自己の範囲

僕という人間の構造の範囲は僕の身体に一致しますが、僕の機能の範囲はどうでしょうか。僕を知る全ての人々は、僕の言動や身体的特徴を単に記憶しているだけではなく、その記憶に基いて僕がいなくても僕の言動を想像することができます。その結果、腹を立てたり面白がったりすることもあるでしょう。つまり、人々の中の僕の記憶は僕の一部として機能します。僕の機能は僕を知る全ての人々の精神の中に広がって存在するわけです。僕に関する記憶は僕の一部として機能するとともに記憶している人の一部でもあるので、僕の精神と僕を知る人々の精神とは重なり合って存在していると言えます。

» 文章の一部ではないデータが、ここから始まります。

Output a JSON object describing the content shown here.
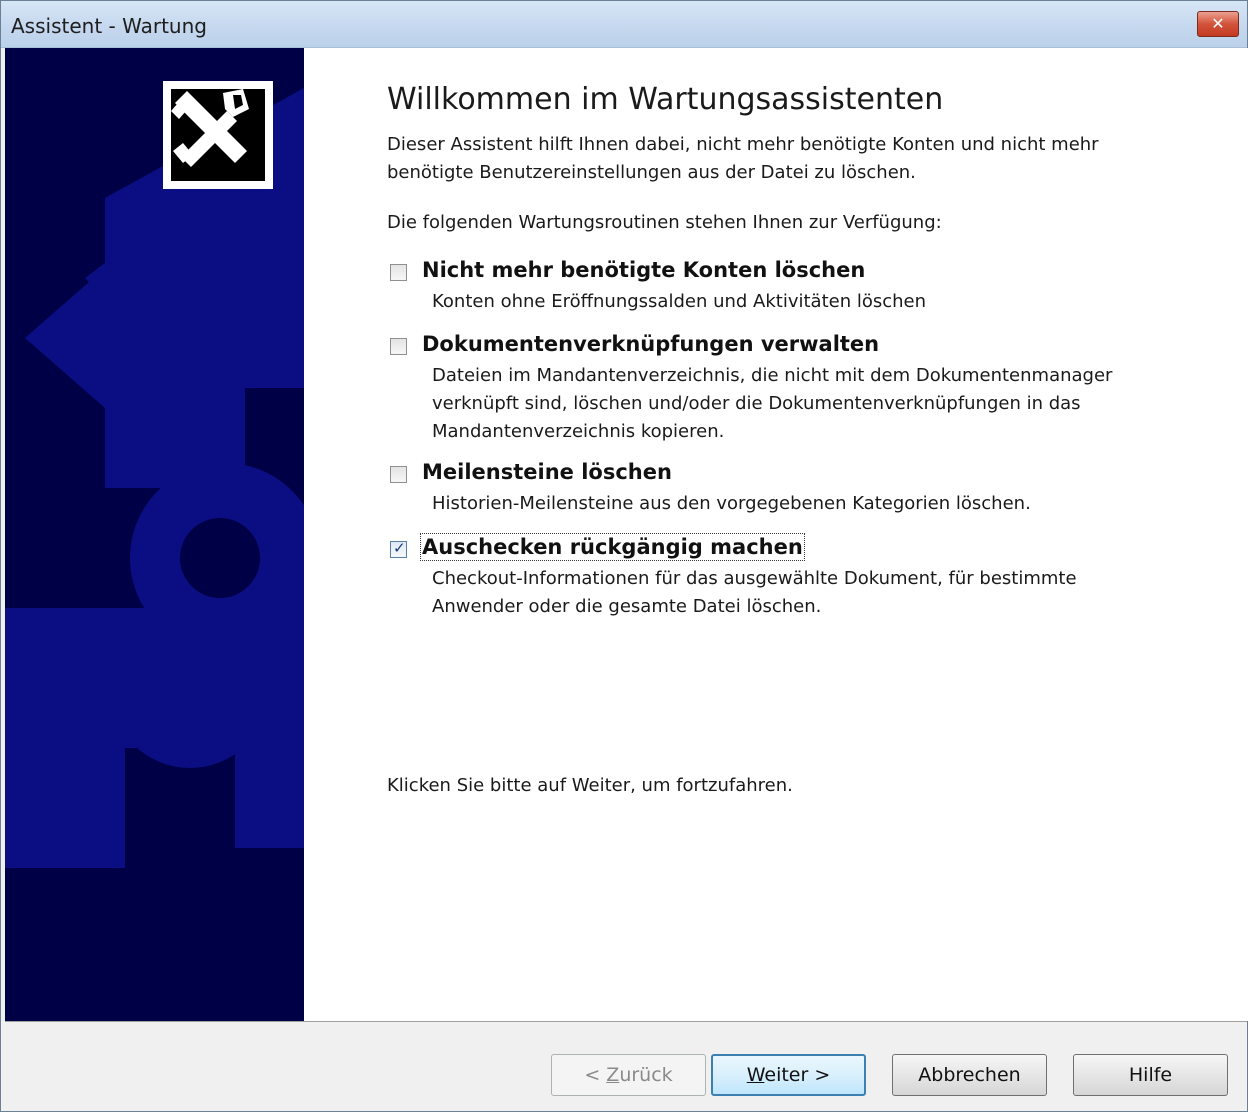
{
  "window": {
    "title": "Assistent - Wartung",
    "close_label": "✕"
  },
  "heading": "Willkommen im Wartungsassistenten",
  "intro": "Dieser Assistent hilft Ihnen dabei, nicht mehr benötigte Konten und nicht mehr benötigte Benutzereinstellungen aus der Datei zu löschen.",
  "lead": "Die folgenden Wartungsroutinen stehen Ihnen zur Verfügung:",
  "options": [
    {
      "title": "Nicht mehr benötigte Konten löschen",
      "desc": "Konten ohne Eröffnungssalden und Aktivitäten löschen",
      "checked": false
    },
    {
      "title": "Dokumentenverknüpfungen verwalten",
      "desc": "Dateien im Mandantenverzeichnis, die nicht mit dem Dokumentenmanager verknüpft sind, löschen und/oder die Dokumentenverknüpfungen in das Mandantenverzeichnis kopieren.",
      "checked": false
    },
    {
      "title": "Meilensteine löschen",
      "desc": "Historien-Meilensteine aus den vorgegebenen Kategorien löschen.",
      "checked": false
    },
    {
      "title": "Auschecken rückgängig machen",
      "desc": "Checkout-Informationen für das ausgewählte Dokument, für bestimmte Anwender oder die gesamte Datei löschen.",
      "checked": true
    }
  ],
  "footer_text": "Klicken Sie bitte auf Weiter, um fortzufahren.",
  "buttons": {
    "back": {
      "prefix": "< ",
      "accel": "Z",
      "rest": "urück"
    },
    "next": {
      "accel": "W",
      "rest": "eiter >"
    },
    "cancel": "Abbrechen",
    "help": "Hilfe"
  },
  "icons": {
    "logo": "tools-icon",
    "close": "close-icon",
    "check": "checkmark-icon"
  },
  "colors": {
    "sidebar": "#000046",
    "watermark": "#0b0e82",
    "title_bar": "#c4d7ee"
  }
}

逆に、僕の中にも僕が知っている人々の記憶が存在して、その人々の一部として機能しています。僕が僕の属する社会の人々全員と知り合いであるならば、僕の中にある人々の記憶の全体が僕にとっての社会です。その場合、社会とは具体的なものです。しかし、我々の社会は大きくて、我々は社会のほとんどの人のことを具体的には知りません。したがって、我々にとって社会とは抽象的なものです。

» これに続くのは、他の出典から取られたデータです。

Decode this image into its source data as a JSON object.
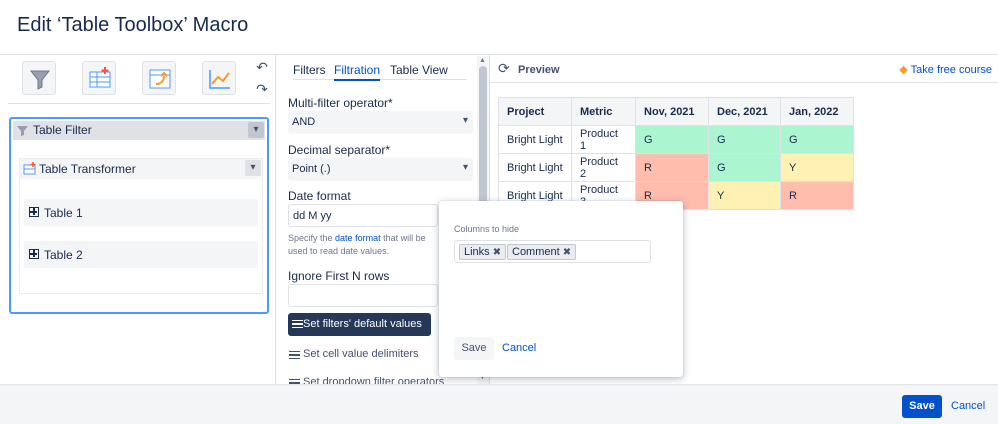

抽象的な社会の中にいる自分というものを考えるとき、自分についての把握も抽象的にならざるを得ません。しかし、自分というのは実際には具体的なものでもあり、抽象的な社会の中には収まりません。無理に収めようとすると、具体的な身体を持つ個人と抽象的な社会とが重なる部分に抽象的な自分というものが生じます。その部分は抽象的社会に収まりますが、残りの身体的な自分は社会からはみ出てしまうことになります。抽象というのは意識の作用なので、自分についての抽象的な把握も意識によってなされるものと考えられます。ここで言う「抽象的社会」「具体的自分」「それらの接点である意識」は、精神分析で言う「超自我」「イド」「自我」にそれぞれ対応していると考えることもできます。

大きい社会における自己というのは、「抽象的社会」と「具体的自分」と「それらをつなぐ意識」の三者を合わせた全体であると考えられます。このとき、抽象的社会は社会を構成する人々の間でおおむね共有されているので、その部分においては各個人の自己は独立ではないということになります。また、社会的行動の際には、時刻というものを意識することによって「現在」を共有していることからも、各個人の意識は全く独立ではないと言えます。つまり、自己というものは身体構造としては独立しているが、精神機能としては重なり合う部分もあるわけです。

では、小さい社会における自己とはどのようなものでしょうか。小さい社会とは社会に属する人々全てが互いに知り合いであるような社会です。そこには抽象的他人は存在しないので、抽象的な自分というものが生じにくく、意識的な自我が発達せず人々は非意識的に生きているでしょう。小さい社会とは具体的な社会であり、具体的な自分はその中に収まってしまいます。そこでは自己の範囲と社会の範囲は一致することになります。